Turns out that this word once had a significantly different pronunciation than it does today. An interesting case where a word with separate forms for verb and noun transformed into a single form for both. I believe I tracked down the “O.P.” referred to below, but I’m not certain. I think it is “O.P. now hist., old price(s), referring to demonstrations at Covent Garden Theatre, London, in 1809, against a proposed new tariff of prices.” And, as before, the asterisks stand-in for symbols Blogger will not reproduce.

ache, n.
[OE. æce is a primary deriv. of vb. ac-an to ACHE, in which, as in parallel forms, the c (k) was palatalized to ch (t*), while in the vb. it remained (k); cf. make, match; bake, batch; wake, watch; break, breach; speak, speech; stick, stitch.
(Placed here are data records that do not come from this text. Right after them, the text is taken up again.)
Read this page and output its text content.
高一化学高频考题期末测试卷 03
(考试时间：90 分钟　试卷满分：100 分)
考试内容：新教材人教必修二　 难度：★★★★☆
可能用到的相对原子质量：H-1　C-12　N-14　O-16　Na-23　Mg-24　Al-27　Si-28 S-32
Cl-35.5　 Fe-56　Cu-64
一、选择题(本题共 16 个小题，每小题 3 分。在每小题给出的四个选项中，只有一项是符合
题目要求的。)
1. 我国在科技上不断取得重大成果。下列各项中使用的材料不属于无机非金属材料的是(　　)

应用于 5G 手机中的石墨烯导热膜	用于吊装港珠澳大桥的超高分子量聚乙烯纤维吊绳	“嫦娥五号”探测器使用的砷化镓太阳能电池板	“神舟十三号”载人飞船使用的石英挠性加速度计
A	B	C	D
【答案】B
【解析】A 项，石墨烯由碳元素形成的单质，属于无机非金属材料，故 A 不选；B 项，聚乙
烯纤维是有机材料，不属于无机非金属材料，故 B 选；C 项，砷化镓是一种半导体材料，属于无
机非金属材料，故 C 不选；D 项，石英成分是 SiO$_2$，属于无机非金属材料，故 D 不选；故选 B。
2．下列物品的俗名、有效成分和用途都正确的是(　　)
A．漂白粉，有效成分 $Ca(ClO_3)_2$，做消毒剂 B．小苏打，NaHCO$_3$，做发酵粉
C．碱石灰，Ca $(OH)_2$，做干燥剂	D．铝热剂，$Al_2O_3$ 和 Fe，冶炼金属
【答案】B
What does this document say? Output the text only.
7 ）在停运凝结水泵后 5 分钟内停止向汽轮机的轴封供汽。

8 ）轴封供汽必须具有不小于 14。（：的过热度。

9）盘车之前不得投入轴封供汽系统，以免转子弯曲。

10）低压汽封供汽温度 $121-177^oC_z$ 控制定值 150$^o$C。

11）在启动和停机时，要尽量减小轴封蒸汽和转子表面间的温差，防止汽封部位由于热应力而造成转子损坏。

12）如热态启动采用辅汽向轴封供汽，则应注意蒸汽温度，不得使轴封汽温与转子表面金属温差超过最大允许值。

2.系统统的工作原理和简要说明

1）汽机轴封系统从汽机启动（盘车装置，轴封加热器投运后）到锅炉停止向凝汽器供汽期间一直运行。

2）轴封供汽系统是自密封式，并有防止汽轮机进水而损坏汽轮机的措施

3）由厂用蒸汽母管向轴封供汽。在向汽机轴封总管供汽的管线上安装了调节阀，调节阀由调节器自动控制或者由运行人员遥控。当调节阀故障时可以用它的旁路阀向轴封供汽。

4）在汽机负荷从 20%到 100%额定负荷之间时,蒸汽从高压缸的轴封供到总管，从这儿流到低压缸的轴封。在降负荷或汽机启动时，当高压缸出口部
Occasional early instances of ake as n. are northern, in which dialect c (k) was not palatalized, cf. make = match, steik = stitch, kirk = church. In 7 the n. was still atche (**t*, **t*) pl. atch-es (**t**z, **t**z), but about 1700 it began to be confused with the vb. as (**k). The spelling of the latter has in turn been changed to ache, so that though both vb. and n. are now really ake, both are in current spelling written ache. See prec. The former pronunciation survives in the dialectal eddage = head-ache; cf. Smallage for Small Ache f. ACHE n.2 The ‘O.P.’ rioters, ignorant of the Shaksperian distinction of ake and ache, ridiculed the stage pronunciation of the n. by giving it to the vb. in ‘John Kemble’s head aitches’.]

A pain; in later usage, a continuous or abiding pain, in contrast to a sudden or sharp one. Used of both physical and mental sensations.